» Alors je vis une chose étonnante, sublime. Son camarade — je crois que c’était une femelle, — lui jeta de l’eau sur le corps comme pour le rafraîchir, le ranimer, et l’autre, le blessé, remua doucement la tête. Il avait l’air de dire : « Merci ! laisse-moi ! » Puis l’éléphant valide lui noua sa trompe autour du cou — je ne saurais trouver d’autres mots — et fit un bond gigantesque ; malgré le poids incalculable qu’il avait à porter, il escalada la berge — je ne les retrouvai jamais.
» Mais au moment où j’ai vu ça, mon vieux, cet animal que je considérais comme une énorme brute, enlaçant le corps de son ami pour le sauver, j’eus l’idée que je venais de commettre un assassinat, et que ces bêtes avaient raisonné, agi, souffert comme des hommes !
» Ailleurs, j’ai vu des marsouins, des légionnaires, des Sénégalais, emporter du champ de bataille leur officier blessé. On considérait ça comme héroïque, et c’était héroïque, en effet, ils étaient cités pour ça. Mais alors ?… »
LES FORCES MORALES
LES FORCES MORALES
— … Il faut compter aux colonies, me dit-il, avec les forces morales. Du reste, c’est très simple : elles se ramènent à une seule : la sorcellerie.

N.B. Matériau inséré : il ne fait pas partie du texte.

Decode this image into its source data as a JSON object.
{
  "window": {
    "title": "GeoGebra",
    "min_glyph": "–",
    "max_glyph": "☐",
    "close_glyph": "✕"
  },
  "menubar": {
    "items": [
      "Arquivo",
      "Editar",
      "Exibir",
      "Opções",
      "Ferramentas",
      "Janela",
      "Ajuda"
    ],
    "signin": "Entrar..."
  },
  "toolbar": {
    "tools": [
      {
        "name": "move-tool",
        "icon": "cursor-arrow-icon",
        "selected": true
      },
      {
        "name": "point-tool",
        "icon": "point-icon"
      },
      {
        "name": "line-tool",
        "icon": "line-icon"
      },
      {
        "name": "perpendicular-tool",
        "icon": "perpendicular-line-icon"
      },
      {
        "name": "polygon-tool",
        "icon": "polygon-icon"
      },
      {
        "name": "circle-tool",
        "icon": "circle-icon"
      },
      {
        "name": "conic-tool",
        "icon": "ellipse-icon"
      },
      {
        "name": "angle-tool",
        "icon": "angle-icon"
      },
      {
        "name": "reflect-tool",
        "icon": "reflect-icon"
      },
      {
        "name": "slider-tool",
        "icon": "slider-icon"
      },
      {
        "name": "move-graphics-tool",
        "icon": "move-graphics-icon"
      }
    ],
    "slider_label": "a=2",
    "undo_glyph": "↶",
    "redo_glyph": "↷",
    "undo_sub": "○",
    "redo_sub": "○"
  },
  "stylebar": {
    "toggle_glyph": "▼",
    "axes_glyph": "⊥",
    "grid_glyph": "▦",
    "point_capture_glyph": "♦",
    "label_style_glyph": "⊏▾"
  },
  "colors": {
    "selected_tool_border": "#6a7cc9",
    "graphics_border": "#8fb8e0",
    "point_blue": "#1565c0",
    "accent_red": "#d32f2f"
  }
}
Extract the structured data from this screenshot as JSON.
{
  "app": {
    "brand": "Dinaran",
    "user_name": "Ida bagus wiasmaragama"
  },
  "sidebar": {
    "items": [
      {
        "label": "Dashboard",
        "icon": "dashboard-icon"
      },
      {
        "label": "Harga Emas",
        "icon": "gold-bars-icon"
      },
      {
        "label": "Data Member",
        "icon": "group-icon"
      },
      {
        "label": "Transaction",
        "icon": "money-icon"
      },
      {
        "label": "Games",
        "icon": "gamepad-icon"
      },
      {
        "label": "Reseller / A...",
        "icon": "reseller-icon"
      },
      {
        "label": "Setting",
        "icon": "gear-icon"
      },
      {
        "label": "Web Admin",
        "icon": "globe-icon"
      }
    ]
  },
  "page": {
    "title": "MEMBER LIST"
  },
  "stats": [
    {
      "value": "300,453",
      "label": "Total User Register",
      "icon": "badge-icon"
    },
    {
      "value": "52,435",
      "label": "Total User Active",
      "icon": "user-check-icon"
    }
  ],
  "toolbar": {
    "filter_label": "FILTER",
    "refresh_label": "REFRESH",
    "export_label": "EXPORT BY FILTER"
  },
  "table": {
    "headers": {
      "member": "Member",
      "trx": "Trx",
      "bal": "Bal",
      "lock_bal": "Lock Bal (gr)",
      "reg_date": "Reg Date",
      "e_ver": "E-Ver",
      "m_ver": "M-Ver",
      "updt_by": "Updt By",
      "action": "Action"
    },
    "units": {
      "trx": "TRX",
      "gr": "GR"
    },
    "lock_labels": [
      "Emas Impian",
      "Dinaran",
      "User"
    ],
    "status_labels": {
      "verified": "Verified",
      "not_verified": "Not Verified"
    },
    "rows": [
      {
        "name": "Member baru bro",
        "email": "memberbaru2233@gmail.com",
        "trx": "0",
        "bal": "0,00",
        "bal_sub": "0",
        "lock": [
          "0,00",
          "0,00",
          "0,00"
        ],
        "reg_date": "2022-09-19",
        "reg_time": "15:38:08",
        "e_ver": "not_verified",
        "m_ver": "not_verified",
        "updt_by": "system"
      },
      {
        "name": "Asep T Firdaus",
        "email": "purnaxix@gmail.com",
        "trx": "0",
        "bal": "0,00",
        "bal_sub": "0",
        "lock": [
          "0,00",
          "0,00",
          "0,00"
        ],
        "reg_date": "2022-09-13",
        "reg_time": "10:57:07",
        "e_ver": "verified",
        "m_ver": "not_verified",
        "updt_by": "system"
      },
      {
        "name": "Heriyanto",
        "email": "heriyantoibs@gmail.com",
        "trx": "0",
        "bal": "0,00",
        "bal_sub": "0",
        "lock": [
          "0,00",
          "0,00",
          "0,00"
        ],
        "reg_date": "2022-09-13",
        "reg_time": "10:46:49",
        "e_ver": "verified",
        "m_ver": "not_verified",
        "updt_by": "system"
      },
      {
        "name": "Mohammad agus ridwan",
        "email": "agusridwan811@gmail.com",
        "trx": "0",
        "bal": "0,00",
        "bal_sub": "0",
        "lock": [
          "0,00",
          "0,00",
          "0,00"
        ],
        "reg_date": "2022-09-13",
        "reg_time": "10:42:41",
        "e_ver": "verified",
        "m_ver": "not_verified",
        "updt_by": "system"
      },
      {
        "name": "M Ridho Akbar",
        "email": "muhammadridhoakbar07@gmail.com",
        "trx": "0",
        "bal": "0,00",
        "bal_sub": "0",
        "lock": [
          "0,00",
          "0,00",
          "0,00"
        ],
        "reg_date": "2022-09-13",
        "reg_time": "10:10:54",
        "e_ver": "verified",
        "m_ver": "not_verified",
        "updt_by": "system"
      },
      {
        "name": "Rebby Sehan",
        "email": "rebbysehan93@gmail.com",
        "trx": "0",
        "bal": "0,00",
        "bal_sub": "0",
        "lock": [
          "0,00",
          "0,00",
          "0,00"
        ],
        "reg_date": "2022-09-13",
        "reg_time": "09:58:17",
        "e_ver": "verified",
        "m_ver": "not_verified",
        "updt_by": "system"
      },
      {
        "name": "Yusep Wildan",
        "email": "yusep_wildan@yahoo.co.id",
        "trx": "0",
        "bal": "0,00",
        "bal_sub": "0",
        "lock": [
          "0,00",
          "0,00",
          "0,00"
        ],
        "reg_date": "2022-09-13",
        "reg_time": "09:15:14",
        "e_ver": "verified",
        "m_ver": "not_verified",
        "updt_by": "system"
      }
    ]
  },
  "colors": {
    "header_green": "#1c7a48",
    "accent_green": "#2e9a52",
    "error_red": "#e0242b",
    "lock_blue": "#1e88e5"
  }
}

— Partonneau, tu vas fort ! Et l’Islam en Afrique, et les mandarins confucianistes en Indo-Chine, les missionnaires catholiques et protestants partout ; l’administration civile elle-même. Elle ne repose pas uniquement sur la force brutale, l’administration ! Du moins elle l’affirme. Elle entend représenter la civilisation…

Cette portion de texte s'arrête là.